Par Giuseppe Gagliano, Président du Centro Studi Strategici Carlo De Cristoforis (Côme, Italie)
Ankara porte l’affaire Netanyahou devant Interpol, mais le véritable enjeu concerne le pouvoir régional
La décision turque de demander à Interpol une notice rouge contre Benjamin Netanyahou constitue un geste politique d’une portée considérable, mais elle doit être définie avec précision. Il ne s’agit pas d’un mandat d’arrêt international : c’est une demande adressée aux services de police des États membres afin qu’ils localisent une personne et procèdent éventuellement à son arrestation provisoire, conformément toutefois à leurs législations nationales respectives. Il appartient également à Interpol de déterminer si la demande respecte ses propres règles, qui interdisent toute intervention à caractère essentiellement politique ou militaire.

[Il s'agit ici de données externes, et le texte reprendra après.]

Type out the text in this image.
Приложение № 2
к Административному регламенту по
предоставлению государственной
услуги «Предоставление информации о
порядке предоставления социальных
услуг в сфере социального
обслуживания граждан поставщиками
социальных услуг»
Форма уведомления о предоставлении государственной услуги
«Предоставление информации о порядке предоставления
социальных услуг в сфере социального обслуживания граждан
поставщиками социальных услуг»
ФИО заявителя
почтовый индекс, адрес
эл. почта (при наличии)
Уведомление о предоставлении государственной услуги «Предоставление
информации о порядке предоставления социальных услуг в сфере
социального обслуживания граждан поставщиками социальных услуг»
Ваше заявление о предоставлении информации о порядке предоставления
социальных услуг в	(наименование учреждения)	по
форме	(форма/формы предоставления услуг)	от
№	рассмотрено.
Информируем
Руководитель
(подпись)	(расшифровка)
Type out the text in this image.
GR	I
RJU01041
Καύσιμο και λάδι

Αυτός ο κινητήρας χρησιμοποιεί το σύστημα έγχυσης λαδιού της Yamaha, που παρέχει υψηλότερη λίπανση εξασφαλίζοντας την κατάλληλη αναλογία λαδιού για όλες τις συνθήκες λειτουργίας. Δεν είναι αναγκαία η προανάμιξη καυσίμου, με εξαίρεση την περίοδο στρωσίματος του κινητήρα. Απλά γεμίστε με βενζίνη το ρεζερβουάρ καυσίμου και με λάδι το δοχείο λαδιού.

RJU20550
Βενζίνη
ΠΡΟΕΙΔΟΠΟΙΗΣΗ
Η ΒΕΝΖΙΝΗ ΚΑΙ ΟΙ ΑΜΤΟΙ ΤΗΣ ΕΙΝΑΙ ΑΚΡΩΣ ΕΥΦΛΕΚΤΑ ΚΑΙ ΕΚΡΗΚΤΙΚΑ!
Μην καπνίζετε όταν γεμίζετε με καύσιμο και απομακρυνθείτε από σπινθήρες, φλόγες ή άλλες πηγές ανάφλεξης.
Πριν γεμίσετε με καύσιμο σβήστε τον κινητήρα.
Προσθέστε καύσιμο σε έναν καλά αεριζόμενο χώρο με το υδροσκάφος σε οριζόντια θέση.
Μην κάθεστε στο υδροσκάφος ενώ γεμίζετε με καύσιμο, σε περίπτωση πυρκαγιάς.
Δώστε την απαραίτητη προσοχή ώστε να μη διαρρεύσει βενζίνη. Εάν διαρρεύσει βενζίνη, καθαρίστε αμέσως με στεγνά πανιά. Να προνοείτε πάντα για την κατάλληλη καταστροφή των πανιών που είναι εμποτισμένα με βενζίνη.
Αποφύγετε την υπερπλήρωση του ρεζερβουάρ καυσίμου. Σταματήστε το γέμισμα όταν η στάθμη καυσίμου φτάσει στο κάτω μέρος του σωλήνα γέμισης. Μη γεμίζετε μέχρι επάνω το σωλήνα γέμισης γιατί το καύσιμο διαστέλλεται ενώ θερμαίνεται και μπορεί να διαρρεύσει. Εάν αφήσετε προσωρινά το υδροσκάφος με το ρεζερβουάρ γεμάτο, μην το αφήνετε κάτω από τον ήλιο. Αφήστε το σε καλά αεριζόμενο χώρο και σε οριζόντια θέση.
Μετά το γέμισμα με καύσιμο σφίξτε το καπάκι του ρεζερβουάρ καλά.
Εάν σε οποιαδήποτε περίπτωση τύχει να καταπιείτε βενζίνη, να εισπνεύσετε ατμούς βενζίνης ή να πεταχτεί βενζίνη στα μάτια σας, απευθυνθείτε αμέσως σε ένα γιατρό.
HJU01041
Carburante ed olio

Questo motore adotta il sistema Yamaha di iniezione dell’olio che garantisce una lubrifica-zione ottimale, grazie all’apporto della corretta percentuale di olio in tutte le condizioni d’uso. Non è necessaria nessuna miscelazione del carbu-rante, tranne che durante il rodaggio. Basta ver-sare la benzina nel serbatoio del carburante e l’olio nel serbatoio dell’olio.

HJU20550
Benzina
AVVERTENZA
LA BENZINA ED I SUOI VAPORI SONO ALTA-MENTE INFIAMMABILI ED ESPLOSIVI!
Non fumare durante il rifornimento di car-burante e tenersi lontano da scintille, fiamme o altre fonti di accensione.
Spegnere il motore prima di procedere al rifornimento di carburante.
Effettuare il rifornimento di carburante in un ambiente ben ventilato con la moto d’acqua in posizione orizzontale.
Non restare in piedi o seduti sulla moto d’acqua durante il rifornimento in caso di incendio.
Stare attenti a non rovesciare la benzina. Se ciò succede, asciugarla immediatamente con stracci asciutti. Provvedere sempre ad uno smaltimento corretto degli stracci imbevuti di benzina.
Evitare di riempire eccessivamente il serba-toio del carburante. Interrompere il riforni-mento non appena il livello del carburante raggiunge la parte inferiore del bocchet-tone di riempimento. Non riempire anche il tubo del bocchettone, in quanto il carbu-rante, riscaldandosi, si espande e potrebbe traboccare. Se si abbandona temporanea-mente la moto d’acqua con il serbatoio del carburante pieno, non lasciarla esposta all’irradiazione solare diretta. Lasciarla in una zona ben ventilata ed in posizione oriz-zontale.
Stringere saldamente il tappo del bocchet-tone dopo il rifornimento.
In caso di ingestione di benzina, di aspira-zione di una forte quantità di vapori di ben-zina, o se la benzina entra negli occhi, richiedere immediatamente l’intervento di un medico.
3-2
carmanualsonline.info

Interpol
La procédure turque concerne trente-cinq personnes. Les mandats d’arrêt nationaux visant Netanyahou et le responsable israélien Afek Moskovitch auraient été délivrés le 14 juillet. Les accusations comprennent le génocide, les crimes contre l’humanité et la torture, en relation avec l’interception de la flottille humanitaire qui se dirigeait vers Gaza. Ankara a donc transmis une demande visant à engager la procédure internationale, sur laquelle Interpol devra se prononcer. Reuters
Il est difficile d’imaginer que Netanyahou puisse être arrêté dans un pays allié d’Israël sur la seule base de l’initiative turque. Cela ne rend cependant pas cette démarche insignifiante. Ankara cherche à accroître le coût diplomatique des déplacements du Premier ministre israélien, à renforcer son image de défenseur de la cause palestinienne et à transformer l’isolement politique d’Israël en instrument de sa propre projection régionale.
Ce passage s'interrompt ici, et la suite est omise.